Allerdings wäre es viel besser, wenn der vermeintliche Jeonghun von sich aus Park Jongdae erwähnen würde. Der echte Ryu Jeonghun war in der Psychiatrie. Die Aussage eines psychisch Kranken war vor Gericht gegenstandslos. Die Wahrscheinlichkeit war aber hoch, dass die Aussage von Ryu Jeonghun im Vernehmungsraum als Beweis aufgenommen würde. Bei seiner Narbe handelte es sich zweifelsohne um eine Operationsfolge, und er hatte das Gesicht des Patienten Ryu Jeonghun gestohlen. Daran bestand ebenfalls kein Zweifel.
Shopping und Schönheitsoperation, außer diesen beiden Dingen gab es nichts, was sich mit der Zeit über die Maßen weiterentwickelt hatte. Menschen konnten überall alles konsumieren, und jeder konnte zu demjenigen werden, der er sein wollte, solange er das nötige Kleingeld dafür besaß.
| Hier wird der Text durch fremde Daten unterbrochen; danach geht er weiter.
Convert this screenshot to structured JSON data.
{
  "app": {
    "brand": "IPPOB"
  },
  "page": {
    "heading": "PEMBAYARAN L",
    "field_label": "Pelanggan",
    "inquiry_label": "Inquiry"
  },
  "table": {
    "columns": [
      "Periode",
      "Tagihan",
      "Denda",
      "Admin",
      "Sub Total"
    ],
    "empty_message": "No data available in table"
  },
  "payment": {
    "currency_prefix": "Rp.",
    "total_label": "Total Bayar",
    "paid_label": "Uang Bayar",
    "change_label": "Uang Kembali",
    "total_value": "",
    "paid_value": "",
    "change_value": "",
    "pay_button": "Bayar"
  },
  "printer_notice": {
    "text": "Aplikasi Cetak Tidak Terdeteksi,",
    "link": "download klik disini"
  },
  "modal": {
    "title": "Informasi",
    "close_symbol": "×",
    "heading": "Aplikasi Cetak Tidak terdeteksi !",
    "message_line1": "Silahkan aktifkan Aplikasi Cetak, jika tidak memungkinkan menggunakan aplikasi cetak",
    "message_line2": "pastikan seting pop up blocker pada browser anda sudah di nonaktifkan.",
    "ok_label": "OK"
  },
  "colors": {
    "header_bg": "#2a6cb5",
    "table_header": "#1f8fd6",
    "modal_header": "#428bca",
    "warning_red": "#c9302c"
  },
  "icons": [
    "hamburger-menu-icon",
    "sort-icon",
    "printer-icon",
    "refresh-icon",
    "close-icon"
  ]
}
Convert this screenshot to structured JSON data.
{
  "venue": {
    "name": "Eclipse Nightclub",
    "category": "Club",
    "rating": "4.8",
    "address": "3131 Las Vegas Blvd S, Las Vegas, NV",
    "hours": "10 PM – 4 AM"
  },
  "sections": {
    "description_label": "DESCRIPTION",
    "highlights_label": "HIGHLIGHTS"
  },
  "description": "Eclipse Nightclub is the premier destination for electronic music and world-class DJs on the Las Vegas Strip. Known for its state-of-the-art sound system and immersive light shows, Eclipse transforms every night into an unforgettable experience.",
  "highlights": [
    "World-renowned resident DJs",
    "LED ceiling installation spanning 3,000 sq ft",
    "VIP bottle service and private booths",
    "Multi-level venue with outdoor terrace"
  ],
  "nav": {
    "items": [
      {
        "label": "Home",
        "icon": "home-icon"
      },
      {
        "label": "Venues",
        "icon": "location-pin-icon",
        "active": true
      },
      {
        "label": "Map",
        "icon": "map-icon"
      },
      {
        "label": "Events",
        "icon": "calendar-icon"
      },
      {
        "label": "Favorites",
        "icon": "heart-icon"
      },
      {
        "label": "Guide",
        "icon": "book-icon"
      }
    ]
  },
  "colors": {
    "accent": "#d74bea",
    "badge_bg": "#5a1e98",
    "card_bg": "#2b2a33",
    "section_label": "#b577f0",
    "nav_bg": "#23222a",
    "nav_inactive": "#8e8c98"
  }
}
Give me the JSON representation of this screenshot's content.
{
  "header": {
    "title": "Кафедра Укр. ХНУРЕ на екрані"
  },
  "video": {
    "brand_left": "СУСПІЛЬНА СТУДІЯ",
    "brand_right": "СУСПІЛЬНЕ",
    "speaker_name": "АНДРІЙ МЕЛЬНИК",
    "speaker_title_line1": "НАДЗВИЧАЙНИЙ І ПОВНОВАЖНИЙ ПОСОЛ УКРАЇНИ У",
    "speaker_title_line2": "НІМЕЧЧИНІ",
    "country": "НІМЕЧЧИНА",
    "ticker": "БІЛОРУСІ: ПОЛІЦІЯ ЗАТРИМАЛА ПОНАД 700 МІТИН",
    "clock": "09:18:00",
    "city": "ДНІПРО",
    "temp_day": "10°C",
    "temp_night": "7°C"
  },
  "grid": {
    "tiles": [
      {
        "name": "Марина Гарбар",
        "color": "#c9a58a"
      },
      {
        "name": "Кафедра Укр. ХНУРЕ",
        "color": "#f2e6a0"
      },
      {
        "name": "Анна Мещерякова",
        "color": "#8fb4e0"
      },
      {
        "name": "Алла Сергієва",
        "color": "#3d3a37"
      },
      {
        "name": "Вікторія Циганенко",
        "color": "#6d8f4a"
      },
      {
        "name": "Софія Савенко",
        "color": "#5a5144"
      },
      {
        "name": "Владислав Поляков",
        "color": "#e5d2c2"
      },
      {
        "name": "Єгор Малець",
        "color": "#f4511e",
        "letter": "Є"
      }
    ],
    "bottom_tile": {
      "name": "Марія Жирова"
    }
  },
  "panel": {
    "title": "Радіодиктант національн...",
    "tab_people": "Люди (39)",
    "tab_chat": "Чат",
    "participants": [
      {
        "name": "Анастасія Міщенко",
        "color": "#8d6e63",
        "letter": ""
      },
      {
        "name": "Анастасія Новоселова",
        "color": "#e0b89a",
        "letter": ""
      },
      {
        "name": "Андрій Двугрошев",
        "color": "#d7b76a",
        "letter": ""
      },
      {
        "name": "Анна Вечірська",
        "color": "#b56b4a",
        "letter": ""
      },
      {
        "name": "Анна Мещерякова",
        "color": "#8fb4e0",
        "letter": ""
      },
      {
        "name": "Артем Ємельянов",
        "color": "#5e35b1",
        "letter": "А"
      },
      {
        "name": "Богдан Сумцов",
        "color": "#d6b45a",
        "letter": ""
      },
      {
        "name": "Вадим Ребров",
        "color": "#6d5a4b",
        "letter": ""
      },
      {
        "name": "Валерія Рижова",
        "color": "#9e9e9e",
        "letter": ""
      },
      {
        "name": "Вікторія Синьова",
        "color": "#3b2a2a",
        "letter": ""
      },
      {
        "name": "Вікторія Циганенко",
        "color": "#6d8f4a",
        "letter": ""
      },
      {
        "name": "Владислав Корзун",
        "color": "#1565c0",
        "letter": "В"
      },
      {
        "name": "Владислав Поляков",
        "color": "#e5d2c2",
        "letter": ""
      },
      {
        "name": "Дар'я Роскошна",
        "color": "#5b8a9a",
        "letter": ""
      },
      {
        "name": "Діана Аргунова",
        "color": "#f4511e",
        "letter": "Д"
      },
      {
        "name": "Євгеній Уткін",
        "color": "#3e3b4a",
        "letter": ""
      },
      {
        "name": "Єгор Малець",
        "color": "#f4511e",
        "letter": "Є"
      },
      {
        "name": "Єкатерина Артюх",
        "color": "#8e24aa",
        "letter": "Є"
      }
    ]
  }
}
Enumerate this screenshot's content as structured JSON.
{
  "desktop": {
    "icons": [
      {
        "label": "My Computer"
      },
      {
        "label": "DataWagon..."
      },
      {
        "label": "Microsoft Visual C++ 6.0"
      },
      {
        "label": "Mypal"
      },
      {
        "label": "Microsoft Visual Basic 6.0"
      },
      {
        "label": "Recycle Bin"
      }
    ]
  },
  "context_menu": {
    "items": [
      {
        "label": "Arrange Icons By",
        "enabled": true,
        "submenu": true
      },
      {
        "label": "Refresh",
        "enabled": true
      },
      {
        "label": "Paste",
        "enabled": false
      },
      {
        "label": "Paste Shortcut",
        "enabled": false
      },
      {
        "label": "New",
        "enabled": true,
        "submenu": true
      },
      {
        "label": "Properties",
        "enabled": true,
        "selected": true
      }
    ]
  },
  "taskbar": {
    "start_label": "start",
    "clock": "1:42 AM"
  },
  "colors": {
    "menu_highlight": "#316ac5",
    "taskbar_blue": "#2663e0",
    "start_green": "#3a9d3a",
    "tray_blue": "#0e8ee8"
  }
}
Immer mehr Menschen unterzogen sich einer Schönheitsoperation, um genauso wie ein Star auszusehen. Neulich hatte eine Schauspielerin eine Klage gegen eine Person eingereicht, die ihr Gesicht hatte operieren lassen, damit sie haargenau wie diese Schauspielerin aussah. Auch früher hatte es häufig Fälle gegeben, in denen ein Nicht-Schauspieler, der einem Schauspieler zum Verwechseln ähnlich sah, damit Geld verdiente, den Star zu imitieren. So etwas hatte schon einige Male zu Gerichtsverhandlungen geführt, weil der Star auf einem Anteil der Einnahmen bestand. Doch bei der Klage dieser Schauspielerin lagen die Dinge etwas anders.
In der Regel ließ man sich so operieren, dass man einem Star ähnlich sah, der sich gerade auf dem Höhepunkt seiner Karriere befand. Die besagte Darstellerin hatte jedoch ihren schauspielerischen Zenit längst überschritten und war mittlerweile sehr alt. Eine Normalbürgerin hatte sich nun einer Schönheitsoperation unterzogen, um genau wie die Schauspielerin in ihren jungen Jahren auszusehen. Für eine Frau, die mit ihrer Jugend auch alles damit Zusammenhängende verloren hatte, war es gewiss unvorstellbar schwer, eine Fremde zu sehen, die wie sie in ihrer Blütezeit aussah - eine Zeit, in die sie nie wieder zurückkehren konnte.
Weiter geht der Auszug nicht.